En una sesión marcada por confrontaciones políticas, acusaciones de acaparamiento y una votación acelerada, el Senado de la República aprobó en lo general la nueva Ley General de Aguas, con 85 votos a favor y 36 en contra. La minuta, enviada por la Cámara de Diputados apenas minutos antes, fue discutida y aprobada en fast track, con dispensa de trámites y sin mayor deliberación pública.
La reforma busca fortalecer la rectoría del Estado en el manejo del agua, reglamentar el derecho humano al recurso y modificar el régimen de concesiones. Sin embargo, el proceso legislativo desató un choque frontal entre Morena y la oposición.
Un debate que estalló desde el primer minuto
La discusión inició con un enfrentamiento verbal entre los coordinadores parlamentarios Ricardo Anaya (PAN) y Adán Augusto López (Morena). El ambiente se tensó rápidamente: en los escaños aparecieron carteles, lonas y consignas de ambos bandos.
- El PRI acusaba: “Morena traiciona a los campesinos”.
- Morena respondía: “El agua es un derecho, no un negocio”.
- Senadoras del PAN desplegaron una manta que advertía:
“Expropiar el agua es condenar al campo a la pobreza”.
La discusión pronto rebasó lo técnico y tomó un cariz político y personal.
Disputa por el control del agua: PAN advierte riesgos y Morena niega expropiación
Ricardo Anaya subió a tribuna para pedir suspender la discusión.
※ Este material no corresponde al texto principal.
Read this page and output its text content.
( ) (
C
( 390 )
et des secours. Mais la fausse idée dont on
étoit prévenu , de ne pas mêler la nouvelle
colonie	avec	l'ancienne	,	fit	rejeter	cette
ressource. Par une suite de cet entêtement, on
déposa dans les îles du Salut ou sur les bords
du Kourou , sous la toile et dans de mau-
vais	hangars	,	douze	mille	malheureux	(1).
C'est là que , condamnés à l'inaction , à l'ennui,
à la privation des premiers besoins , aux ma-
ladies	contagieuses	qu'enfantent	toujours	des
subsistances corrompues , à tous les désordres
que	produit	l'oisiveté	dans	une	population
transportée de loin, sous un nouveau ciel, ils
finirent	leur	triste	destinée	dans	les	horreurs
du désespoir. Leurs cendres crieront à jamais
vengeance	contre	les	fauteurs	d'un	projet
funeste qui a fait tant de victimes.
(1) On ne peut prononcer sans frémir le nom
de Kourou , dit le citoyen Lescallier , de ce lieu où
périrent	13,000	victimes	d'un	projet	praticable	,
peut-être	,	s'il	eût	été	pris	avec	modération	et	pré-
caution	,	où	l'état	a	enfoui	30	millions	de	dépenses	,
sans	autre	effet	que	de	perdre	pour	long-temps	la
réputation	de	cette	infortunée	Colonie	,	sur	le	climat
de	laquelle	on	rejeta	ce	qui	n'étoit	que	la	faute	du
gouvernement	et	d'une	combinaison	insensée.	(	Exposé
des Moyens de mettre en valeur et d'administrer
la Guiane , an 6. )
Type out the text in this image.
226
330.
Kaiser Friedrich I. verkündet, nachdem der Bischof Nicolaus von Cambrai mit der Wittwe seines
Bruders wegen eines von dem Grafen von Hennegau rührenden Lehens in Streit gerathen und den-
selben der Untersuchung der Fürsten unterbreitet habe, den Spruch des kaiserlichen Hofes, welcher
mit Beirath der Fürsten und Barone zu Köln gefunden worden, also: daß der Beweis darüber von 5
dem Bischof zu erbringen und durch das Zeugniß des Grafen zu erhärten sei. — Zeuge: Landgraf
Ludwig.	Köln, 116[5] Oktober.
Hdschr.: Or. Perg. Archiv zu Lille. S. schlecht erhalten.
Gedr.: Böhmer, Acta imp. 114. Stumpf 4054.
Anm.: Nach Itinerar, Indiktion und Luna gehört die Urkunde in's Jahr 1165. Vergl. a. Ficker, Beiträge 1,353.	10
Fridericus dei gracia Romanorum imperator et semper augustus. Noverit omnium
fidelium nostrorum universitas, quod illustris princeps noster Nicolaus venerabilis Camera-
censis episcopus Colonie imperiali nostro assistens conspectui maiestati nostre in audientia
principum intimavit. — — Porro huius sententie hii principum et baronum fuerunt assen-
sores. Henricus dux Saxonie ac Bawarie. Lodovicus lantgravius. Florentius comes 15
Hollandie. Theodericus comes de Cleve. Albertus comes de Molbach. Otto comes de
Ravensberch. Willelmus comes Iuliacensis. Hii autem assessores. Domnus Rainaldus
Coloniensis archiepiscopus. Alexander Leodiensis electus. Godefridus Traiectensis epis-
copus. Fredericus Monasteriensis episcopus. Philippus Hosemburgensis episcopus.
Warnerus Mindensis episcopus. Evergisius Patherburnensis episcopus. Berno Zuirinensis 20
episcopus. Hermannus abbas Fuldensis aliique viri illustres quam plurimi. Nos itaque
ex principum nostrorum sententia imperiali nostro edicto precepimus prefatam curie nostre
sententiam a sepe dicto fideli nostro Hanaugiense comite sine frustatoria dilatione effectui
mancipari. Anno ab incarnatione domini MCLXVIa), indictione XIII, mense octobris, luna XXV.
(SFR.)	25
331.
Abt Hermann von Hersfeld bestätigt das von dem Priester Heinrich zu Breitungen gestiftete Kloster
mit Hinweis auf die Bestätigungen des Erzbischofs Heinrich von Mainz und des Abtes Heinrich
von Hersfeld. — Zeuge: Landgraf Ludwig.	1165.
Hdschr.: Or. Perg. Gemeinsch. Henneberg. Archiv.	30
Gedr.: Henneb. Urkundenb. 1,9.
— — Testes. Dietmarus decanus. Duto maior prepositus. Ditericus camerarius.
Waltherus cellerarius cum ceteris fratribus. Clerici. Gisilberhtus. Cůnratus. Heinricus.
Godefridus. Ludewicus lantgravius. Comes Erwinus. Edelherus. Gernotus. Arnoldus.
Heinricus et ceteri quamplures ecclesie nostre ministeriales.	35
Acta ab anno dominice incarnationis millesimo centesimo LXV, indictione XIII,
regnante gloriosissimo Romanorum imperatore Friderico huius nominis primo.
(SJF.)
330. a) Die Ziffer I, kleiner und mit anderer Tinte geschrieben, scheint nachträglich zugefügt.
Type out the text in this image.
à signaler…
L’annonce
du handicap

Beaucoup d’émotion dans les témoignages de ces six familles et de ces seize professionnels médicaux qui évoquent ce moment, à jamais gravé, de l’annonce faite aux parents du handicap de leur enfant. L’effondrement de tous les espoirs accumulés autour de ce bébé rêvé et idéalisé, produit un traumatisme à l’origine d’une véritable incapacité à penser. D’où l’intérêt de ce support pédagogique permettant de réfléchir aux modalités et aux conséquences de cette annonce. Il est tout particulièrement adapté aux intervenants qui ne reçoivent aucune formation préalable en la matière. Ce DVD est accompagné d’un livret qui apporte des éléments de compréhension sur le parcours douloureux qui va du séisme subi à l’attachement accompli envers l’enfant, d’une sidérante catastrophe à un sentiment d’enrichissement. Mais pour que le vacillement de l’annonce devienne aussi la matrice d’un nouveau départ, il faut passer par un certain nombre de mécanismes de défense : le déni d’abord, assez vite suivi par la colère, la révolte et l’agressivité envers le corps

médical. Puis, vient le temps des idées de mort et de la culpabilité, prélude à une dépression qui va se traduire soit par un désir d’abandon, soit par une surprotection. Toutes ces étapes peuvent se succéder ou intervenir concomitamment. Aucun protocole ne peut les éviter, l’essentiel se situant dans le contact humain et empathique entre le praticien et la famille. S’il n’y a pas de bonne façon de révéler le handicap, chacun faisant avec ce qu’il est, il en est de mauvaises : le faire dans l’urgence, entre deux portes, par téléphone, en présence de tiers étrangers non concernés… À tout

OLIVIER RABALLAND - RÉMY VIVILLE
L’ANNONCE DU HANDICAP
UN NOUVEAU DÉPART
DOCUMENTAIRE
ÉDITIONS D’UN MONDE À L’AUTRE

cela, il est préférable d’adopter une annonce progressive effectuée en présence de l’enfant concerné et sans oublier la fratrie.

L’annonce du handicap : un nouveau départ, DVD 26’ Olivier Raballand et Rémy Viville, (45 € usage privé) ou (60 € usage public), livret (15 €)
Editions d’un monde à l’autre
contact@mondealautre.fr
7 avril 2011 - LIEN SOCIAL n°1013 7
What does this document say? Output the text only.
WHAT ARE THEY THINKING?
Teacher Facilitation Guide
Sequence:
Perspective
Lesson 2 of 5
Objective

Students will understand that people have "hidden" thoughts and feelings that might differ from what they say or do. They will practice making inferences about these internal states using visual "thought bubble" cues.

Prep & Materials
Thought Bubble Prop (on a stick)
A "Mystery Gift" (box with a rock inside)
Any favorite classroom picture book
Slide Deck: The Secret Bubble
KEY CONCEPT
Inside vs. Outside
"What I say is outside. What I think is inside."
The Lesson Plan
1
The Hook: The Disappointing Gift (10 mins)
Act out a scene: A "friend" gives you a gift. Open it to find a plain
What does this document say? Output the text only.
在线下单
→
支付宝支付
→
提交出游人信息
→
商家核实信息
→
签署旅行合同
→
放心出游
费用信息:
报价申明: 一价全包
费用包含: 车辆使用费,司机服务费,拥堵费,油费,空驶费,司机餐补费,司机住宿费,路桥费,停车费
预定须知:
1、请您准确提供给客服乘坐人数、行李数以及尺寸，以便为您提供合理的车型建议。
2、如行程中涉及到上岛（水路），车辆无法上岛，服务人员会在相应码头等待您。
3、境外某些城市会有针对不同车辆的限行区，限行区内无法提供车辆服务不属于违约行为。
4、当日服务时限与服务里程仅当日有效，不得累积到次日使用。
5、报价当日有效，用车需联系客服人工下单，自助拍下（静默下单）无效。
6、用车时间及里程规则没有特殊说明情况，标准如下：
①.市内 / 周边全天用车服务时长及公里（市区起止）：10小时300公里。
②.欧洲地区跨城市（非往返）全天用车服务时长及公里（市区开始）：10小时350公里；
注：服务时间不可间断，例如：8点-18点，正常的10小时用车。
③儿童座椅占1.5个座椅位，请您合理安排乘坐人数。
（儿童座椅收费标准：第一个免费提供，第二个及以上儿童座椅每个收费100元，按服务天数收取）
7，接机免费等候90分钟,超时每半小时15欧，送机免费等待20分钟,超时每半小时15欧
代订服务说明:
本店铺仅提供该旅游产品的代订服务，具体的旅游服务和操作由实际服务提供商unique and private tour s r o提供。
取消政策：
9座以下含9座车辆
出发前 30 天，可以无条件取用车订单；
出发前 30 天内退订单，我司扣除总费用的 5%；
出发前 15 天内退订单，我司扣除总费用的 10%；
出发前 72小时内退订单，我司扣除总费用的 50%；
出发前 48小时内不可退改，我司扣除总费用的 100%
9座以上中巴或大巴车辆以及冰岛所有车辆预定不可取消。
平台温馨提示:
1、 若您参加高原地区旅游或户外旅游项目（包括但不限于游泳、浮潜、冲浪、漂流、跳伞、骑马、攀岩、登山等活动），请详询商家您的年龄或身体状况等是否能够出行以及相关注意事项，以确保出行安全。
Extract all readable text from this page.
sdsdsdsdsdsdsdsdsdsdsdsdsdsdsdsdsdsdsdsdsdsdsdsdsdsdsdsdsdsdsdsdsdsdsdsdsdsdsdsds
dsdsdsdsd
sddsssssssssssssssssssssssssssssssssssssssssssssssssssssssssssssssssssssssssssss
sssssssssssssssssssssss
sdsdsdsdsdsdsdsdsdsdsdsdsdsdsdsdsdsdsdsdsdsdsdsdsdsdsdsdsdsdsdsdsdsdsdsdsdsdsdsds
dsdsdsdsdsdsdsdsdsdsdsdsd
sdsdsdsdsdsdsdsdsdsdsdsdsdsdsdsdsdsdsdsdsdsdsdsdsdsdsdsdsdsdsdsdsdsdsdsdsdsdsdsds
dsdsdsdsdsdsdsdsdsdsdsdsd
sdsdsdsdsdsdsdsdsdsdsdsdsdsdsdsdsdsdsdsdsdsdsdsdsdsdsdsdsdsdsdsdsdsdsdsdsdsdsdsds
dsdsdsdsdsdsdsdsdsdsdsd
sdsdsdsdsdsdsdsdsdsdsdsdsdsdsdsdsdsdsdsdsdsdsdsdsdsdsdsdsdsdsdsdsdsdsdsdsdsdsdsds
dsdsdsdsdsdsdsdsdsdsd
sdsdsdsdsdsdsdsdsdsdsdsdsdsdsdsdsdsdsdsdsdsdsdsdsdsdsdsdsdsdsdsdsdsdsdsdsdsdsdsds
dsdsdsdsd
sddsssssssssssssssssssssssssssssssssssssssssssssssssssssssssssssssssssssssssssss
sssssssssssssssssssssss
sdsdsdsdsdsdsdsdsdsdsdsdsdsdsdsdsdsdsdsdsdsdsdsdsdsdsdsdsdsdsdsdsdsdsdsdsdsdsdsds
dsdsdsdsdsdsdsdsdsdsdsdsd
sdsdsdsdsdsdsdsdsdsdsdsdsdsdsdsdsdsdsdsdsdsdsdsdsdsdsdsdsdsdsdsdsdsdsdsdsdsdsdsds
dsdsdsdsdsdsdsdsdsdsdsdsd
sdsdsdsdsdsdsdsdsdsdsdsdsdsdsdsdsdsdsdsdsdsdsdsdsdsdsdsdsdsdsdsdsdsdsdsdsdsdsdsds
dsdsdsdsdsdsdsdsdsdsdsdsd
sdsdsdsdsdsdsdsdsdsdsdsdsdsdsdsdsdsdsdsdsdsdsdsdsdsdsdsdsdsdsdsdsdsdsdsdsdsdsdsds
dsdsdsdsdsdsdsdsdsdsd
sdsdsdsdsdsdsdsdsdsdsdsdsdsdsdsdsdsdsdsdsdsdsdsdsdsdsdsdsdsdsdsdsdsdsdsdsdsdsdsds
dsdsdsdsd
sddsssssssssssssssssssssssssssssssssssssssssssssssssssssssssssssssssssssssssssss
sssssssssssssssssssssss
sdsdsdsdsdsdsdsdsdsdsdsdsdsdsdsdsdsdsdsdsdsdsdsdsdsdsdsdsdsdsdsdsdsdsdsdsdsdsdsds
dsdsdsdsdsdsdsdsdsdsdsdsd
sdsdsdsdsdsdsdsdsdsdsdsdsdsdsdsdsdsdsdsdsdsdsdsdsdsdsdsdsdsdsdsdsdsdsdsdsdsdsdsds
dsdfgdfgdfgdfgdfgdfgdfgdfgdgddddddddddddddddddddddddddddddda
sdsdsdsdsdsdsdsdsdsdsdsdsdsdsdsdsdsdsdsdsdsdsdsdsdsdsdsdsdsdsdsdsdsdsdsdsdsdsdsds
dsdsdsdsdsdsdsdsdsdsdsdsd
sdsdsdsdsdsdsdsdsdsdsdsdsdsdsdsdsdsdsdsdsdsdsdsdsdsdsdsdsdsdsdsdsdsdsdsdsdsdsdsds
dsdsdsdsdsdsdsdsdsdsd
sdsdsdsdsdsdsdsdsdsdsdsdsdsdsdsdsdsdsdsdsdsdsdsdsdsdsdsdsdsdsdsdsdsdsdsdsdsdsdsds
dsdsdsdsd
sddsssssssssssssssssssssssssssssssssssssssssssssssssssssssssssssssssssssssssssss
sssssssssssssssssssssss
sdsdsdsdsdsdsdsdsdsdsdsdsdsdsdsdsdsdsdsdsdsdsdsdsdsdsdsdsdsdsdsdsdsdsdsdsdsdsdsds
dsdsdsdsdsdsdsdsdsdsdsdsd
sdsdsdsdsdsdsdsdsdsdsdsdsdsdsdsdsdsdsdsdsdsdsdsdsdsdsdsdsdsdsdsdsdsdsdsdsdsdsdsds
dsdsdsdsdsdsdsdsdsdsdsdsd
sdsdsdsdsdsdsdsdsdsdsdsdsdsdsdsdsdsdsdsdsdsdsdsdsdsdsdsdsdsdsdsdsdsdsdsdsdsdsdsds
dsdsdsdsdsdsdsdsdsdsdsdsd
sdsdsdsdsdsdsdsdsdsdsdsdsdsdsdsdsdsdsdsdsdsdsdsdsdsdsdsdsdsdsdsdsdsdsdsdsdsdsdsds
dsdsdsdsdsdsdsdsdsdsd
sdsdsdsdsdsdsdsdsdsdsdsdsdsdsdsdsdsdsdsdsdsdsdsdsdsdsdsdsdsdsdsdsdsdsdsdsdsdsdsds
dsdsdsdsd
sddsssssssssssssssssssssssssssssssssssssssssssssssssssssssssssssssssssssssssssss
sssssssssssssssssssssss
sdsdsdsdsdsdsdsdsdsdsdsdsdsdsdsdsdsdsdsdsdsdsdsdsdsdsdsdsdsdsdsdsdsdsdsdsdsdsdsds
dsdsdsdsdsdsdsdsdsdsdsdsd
Según él, la reforma elimina la transmisión automática de concesiones y abre la puerta a que el Estado decida discrecionalmente a quién reasignar el agua.
“Podrás vender tu tierra, pero el agua regresa al gobierno”, afirmó.
El coordinador panista también respondió a señalamientos de que legisladores de su bancada acaparan agua, asegurando que un senador de Morena posee tres veces más volumen que todos los panistas señalados juntos.
Adán Augusto López rechazó la acusación y leyó el Artículo 49, argumentando que la reforma conserva los derechos en casos de compraventa o herencia, y descartó que exista expropiación.
Aprovechó para lanzar una crítica directa:
“Tal parece que a algunos les sigue doliendo la derrota de 2018”.
Se intensifican señalamientos: Noroña, PRI, PVEM y MC entran al debate
El morenista Gerardo Fernández Noroña acusó al expresidente Vicente Fox de contar con 10 concesiones de agua.
El Partido Verde apuntó contra la oposición por supuestos “huachicoleros del agua”.
La priista Paloma Sánchez pidió escuchar al campo y evitar que la ley se convierta en un mecanismo de control sobre agricultores.
Desde MC, Néstor Camarillo sostuvo que la reforma centraliza el agua en el gobierno, en lugar de democratizarla.
El PAN propone alternativas
El senador panista Mario Vázquez declaró que la ley “nace sin diálogo”, y presentó tres ejes que considera indispensables:
- Programa Nacional de Agua Potable ante fugas que superan 40%.
- Inversión en infraestructura agrícola, riego tecnificado y obras de captación.
- Reconstrucción técnica de Conagua tras años de debilitamiento institucional.
Los puntos centrales de la nueva ley
Entre sus aspectos principales destacan:
- Nuevas reglas para transmitir concesiones y reasignaciones obligatorias con supervisión estatal.
- Plazos más claros para prórrogas y renovación de títulos.
- Flexibilización en ventas de tierras agrícolas sin cambiar el uso del agua.
- Sanciones penales por traslado ilegal de agua, desde 3 hasta 8 meses de prisión.
- Aumento de penas para funcionarios que otorguen concesiones ilícitas.
- Programas para evitar acaparamiento y promover la gestión responsable.
Una aprobación que deja heridas abiertas
La aprobación relámpago dejó más preguntas que certezas. Morena sostiene que la reforma moderniza el sistema hídrico y garantiza el derecho humano al agua. La oposición afirma que el Estado gana discrecionalidad y que el campo queda en vulnerabilidad.
El debate continuará en la discusión en lo particular, pero el choque político revela que el agua se ha convertido en el nuevo campo de batalla legislativo en México.